August 16, 2004

Can't get enough of that SMS spam

Yet another person writing about SMS spam.

They start off with the key point that the States is fortunate that SMS spam hasn't caught on there yet as much as it has in other countries. But then it goes further to explain the frustrations of a user that regularly gets spam via SMS (which they frustratingly have to pay for).

Just as with the e-mail spammers who always claim that you somehow signed up to receive their junk, the reader doesn't how he can prove he never signed up to receive Sms.ac's text messages. "I never gave my cell phone SMS number to anyone except the Washington, D.C. subway service outage alert system," he says. "I don't know how they got it, but I assume it would be trivial to war-spam a block of cell phone numbers."

This raises to interesting things to consider:
1) does the D.C. subway service (or someone working there with access to the list) sell off the subscriber list?
2) how can we prevent "war-spammers"?

The former is a factor of greed that is going to be tough to overcome. If there is money to be had by doing something, people are going to do it - regardless of the penalties. That said, perhaps in this case there are in fact no penalties at all - so perhaps there need to be some in place.
While this won't deter everyone, it will prevent some from doing it - especially if you can go after the larger entity for it, so that they will enforce it inside their offices. Again, this won't stop a kid in the mailroom from picking up a list and selling it since he might not care about his job that much, but it could go a long way from some marketing schmoe (shmoe?) from raising the point in a meeting that they could pick up extra revenue by selling off the numbers.

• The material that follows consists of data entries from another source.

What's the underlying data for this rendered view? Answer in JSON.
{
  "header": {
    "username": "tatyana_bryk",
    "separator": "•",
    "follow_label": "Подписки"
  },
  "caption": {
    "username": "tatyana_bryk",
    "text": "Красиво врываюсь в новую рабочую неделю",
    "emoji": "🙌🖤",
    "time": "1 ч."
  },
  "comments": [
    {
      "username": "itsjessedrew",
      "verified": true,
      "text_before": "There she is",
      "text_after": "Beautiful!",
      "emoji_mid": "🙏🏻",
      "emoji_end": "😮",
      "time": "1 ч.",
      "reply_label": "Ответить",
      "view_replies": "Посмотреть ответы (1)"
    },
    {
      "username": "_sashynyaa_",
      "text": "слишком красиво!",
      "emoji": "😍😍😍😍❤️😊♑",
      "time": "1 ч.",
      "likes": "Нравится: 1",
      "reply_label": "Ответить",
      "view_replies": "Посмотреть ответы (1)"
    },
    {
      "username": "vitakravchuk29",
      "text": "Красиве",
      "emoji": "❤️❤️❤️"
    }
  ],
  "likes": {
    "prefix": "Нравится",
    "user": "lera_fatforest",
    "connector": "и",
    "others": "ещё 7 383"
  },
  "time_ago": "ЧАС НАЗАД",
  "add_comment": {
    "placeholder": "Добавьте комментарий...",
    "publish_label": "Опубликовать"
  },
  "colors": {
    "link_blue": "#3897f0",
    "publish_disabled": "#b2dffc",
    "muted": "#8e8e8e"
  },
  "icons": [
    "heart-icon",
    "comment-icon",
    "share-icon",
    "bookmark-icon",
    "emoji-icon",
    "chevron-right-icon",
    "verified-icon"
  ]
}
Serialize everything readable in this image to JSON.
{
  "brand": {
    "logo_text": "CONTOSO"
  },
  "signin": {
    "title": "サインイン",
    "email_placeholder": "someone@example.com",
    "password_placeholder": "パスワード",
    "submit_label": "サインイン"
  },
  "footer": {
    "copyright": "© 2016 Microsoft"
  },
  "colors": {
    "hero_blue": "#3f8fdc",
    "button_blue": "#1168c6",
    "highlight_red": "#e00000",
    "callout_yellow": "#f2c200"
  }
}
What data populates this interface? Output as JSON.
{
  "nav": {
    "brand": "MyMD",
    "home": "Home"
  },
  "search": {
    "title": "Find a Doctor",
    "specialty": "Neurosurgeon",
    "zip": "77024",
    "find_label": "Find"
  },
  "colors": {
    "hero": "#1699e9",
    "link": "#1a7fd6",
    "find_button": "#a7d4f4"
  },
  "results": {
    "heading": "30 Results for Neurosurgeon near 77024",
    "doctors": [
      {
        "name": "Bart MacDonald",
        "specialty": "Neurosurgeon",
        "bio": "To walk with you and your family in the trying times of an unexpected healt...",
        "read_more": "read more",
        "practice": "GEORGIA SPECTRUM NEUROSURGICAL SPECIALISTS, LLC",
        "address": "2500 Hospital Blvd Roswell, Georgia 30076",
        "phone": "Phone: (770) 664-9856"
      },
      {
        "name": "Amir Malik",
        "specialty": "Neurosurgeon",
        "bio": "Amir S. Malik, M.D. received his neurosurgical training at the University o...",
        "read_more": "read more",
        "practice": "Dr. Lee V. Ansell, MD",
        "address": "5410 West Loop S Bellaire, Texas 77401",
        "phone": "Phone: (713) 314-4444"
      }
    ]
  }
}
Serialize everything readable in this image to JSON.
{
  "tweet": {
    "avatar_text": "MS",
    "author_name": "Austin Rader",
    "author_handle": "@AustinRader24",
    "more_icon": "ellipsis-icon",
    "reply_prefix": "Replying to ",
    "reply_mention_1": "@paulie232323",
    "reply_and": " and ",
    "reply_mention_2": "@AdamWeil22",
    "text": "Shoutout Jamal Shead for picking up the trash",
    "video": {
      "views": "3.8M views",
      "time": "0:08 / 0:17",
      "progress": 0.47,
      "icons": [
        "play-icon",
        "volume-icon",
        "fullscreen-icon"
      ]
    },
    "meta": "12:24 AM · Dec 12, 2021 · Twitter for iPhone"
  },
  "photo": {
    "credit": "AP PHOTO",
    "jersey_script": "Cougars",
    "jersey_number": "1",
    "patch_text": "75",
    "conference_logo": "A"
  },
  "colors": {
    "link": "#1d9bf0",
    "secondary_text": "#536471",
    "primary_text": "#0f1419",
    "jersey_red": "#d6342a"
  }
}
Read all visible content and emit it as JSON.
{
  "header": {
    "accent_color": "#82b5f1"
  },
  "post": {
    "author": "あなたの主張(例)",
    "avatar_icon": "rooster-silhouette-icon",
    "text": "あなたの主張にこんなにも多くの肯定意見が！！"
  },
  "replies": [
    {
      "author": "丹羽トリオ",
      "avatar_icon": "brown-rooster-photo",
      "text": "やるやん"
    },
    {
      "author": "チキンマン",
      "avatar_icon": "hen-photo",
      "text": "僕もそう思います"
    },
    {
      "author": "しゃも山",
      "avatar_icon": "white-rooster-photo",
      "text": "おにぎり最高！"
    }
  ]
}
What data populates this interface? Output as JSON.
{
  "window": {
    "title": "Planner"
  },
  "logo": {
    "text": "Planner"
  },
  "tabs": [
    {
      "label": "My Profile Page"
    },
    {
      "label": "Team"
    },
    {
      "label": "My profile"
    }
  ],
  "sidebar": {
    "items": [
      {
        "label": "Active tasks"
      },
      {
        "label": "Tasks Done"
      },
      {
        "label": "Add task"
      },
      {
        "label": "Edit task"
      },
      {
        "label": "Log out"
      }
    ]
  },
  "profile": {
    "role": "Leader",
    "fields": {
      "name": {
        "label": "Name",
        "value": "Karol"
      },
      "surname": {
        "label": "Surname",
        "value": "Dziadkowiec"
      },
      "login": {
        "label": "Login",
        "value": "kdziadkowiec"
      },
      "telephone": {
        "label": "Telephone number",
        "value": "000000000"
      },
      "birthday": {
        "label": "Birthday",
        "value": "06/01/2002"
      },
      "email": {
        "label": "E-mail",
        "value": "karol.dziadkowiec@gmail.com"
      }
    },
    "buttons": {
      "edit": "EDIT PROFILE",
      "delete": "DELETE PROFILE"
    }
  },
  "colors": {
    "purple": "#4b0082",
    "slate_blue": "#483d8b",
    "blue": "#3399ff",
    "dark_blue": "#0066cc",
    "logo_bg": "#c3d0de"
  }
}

The other point is that with e-mail addresses, they are frequently harvested off of the web. There are certainly spammers (or those that sell to spammers) that generate e-mail addresses on the fly and then test to see if they are legit or not, and then sell that list... but for the most part, e-mails are harder to randomly generate and get a hit on them for use in spam.
But phone numbers are in known blocks and you can literally send out a message to the entire block fairly easily and AFAIK there aren't even systems in place that let you know if it was a failed delivery (so you don't even have to worry about the flood of NDRs that one might care about with spammed e-mail).

As I usually add with any post about these - this is hard for me to care too terribly much about right now since I don't even have SMS service for my phone.